Are those road bands piled up to the right of the tractor Bear? Nice find! :thumbsup:


----------



## bear (Oct 20, 2003)

those are old diamond harrows to the right of the tractor i left them for the scrap man


----------



## bear (Oct 20, 2003)

i've got the valves made and put the head together it ready to go on. finally got the other piston out yesterday let it soak overnight should be able to get the rings unstuck today and try to clean up the cylynders as best as possible then decide wether or not to bore it and put in a sleeve


----------



## Big Allis (Nov 24, 2003)

looks like things goin good on tht hart parr bear :thumbsup:


----------



## bear (Oct 20, 2003)

i'm going to bore both cylynders and put sleeves in will have to turn the pistons to true them up to. its all apart so it might as well be done right. attached pic is of pressing the stubborn piston out. i took some of the cylynder but they didn't turn out can't see the damage in there


----------



## catmando (Dec 18, 2004)

*Thanks for Sharing in Your Labors*

With all the pictures and explainations it is like I am there in the shop with you. Thanks for the exciting blow by blow account of the restoration!

From the condition of the engine it looks like the intake and exhaust are either horizontal, or were covered. Other wise the engine and transmission would be just a rust pool. That tractor is in suprisingly good shape. 

I bet you are getting excited to hook it up to a plow or disk and work it!


----------



## bear (Oct 20, 2003)

not all that excited its still to cold to play outside


----------



## memmurphy (Sep 18, 2003)

Thanks for the pictures bear, and keep em coming when you have time. I'm still here following along on your progress.

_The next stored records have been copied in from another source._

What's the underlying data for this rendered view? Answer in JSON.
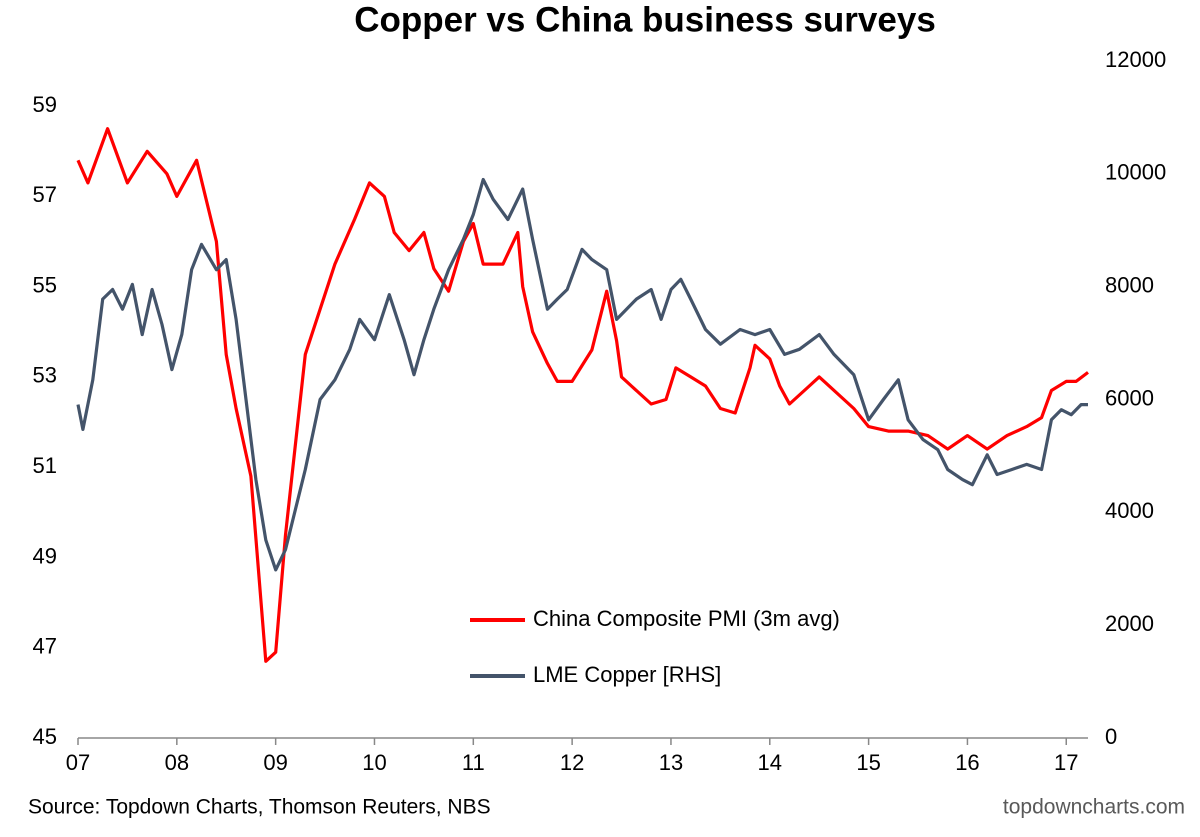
{
  "chart_data": {
    "type": "line",
    "title": "Copper vs China business surveys",
    "source": "Source: Topdown Charts, Thomson Reuters, NBS",
    "watermark": "topdowncharts.com",
    "xlim": [
      7,
      17.22
    ],
    "xticks": [
      {
        "value": 7,
        "label": "07"
      },
      {
        "value": 8,
        "label": "08"
      },
      {
        "value": 9,
        "label": "09"
      },
      10,
      11,
      12,
      13,
      14,
      15,
      16,
      17
    ],
    "ylim": [
      45,
      60
    ],
    "yticks": [
      45,
      47,
      49,
      51,
      53,
      55,
      57,
      59
    ],
    "y2lim": [
      0,
      12000
    ],
    "y2ticks": [
      0,
      2000,
      4000,
      6000,
      8000,
      10000,
      12000
    ],
    "legend_position": "lower center",
    "series": [
      {
        "name": "China Composite PMI (3m avg)",
        "color": "#ff0000",
        "axis": "y",
        "x": [
          7.0,
          7.1,
          7.3,
          7.5,
          7.7,
          7.9,
          8.0,
          8.2,
          8.4,
          8.5,
          8.6,
          8.75,
          8.9,
          9.0,
          9.1,
          9.2,
          9.3,
          9.45,
          9.6,
          9.8,
          9.95,
          10.1,
          10.2,
          10.35,
          10.5,
          10.6,
          10.75,
          10.9,
          11.0,
          11.1,
          11.3,
          11.45,
          11.5,
          11.6,
          11.75,
          11.85,
          12.0,
          12.2,
          12.35,
          12.45,
          12.5,
          12.6,
          12.8,
          12.95,
          13.05,
          13.2,
          13.35,
          13.5,
          13.65,
          13.8,
          13.85,
          14.0,
          14.1,
          14.2,
          14.4,
          14.5,
          14.7,
          14.85,
          15.0,
          15.2,
          15.4,
          15.6,
          15.8,
          16.0,
          16.2,
          16.4,
          16.6,
          16.75,
          16.85,
          17.0,
          17.1,
          17.22
        ],
        "values": [
          57.8,
          57.3,
          58.5,
          57.3,
          58.0,
          57.5,
          57.0,
          57.8,
          56.0,
          53.5,
          52.3,
          50.8,
          46.7,
          46.9,
          49.5,
          51.5,
          53.5,
          54.5,
          55.5,
          56.5,
          57.3,
          57.0,
          56.2,
          55.8,
          56.2,
          55.4,
          54.9,
          56.0,
          56.4,
          55.5,
          55.5,
          56.2,
          55.0,
          54.0,
          53.3,
          52.9,
          52.9,
          53.6,
          54.9,
          53.8,
          53.0,
          52.8,
          52.4,
          52.5,
          53.2,
          53.0,
          52.8,
          52.3,
          52.2,
          53.2,
          53.7,
          53.4,
          52.8,
          52.4,
          52.8,
          53.0,
          52.6,
          52.3,
          51.9,
          51.8,
          51.8,
          51.7,
          51.4,
          51.7,
          51.4,
          51.7,
          51.9,
          52.1,
          52.7,
          52.9,
          52.9,
          53.1
        ]
      },
      {
        "name": "LME Copper [RHS]",
        "color": "#44546a",
        "axis": "y2",
        "x": [
          7.0,
          7.05,
          7.15,
          7.25,
          7.35,
          7.45,
          7.55,
          7.65,
          7.75,
          7.85,
          7.95,
          8.05,
          8.15,
          8.25,
          8.4,
          8.5,
          8.6,
          8.7,
          8.8,
          8.9,
          9.0,
          9.1,
          9.2,
          9.3,
          9.45,
          9.6,
          9.75,
          9.85,
          10.0,
          10.15,
          10.3,
          10.4,
          10.5,
          10.6,
          10.75,
          10.9,
          11.0,
          11.1,
          11.2,
          11.35,
          11.5,
          11.6,
          11.75,
          11.85,
          11.95,
          12.1,
          12.2,
          12.35,
          12.45,
          12.55,
          12.65,
          12.8,
          12.9,
          13.0,
          13.1,
          13.2,
          13.35,
          13.5,
          13.7,
          13.85,
          14.0,
          14.15,
          14.3,
          14.5,
          14.65,
          14.85,
          15.0,
          15.15,
          15.3,
          15.4,
          15.55,
          15.7,
          15.8,
          15.95,
          16.05,
          16.2,
          16.3,
          16.45,
          16.6,
          16.75,
          16.85,
          16.95,
          17.05,
          17.15,
          17.22
        ],
        "values": [
          5910,
          5470,
          6350,
          7780,
          7950,
          7600,
          8040,
          7150,
          7950,
          7330,
          6530,
          7150,
          8300,
          8750,
          8300,
          8480,
          7420,
          6000,
          4580,
          3510,
          2980,
          3340,
          4050,
          4760,
          6000,
          6350,
          6890,
          7420,
          7060,
          7860,
          7060,
          6440,
          7060,
          7600,
          8300,
          8840,
          9280,
          9900,
          9550,
          9190,
          9730,
          8840,
          7600,
          7780,
          7950,
          8660,
          8480,
          8300,
          7420,
          7600,
          7780,
          7950,
          7420,
          7950,
          8130,
          7780,
          7240,
          6980,
          7240,
          7150,
          7240,
          6800,
          6890,
          7150,
          6800,
          6440,
          5640,
          6000,
          6350,
          5640,
          5290,
          5110,
          4760,
          4580,
          4490,
          5020,
          4670,
          4760,
          4850,
          4760,
          5640,
          5820,
          5730,
          5910,
          5910
        ]
      }
    ]
  }
}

Your press looks like what my grandfather had and called them house jacks. Did you customer make that press for that purpose?

Mark


----------



## bear (Oct 20, 2003)

it is an old screw we have several of them of different sizes the round bases work great for catching the outside edge of pistons to push them out. across the head studs is 2 peices of angle iron put together back to back with enough space for the head studs between them. then a little pressure, a little kroil, a little bit of heat, some tapping, a whole lot of patience and out it comes


----------



## memmurphy (Sep 18, 2003)

It always amazes me the condition those old engines (tractors, hit-miss, steam, etc.) can be in and still be brought back to life. I sometimes wonder if the engineers that designed them ever gave thought that 50, 100 or more years later their engine would still be running somewhere. Maybe that is what they planned. :truth: 

Mark


----------



## bear (Oct 20, 2003)

i think the fact the fact that they are are running all these years later was more a side effect of building quality... something todays engineers make sure they keep out of their design


----------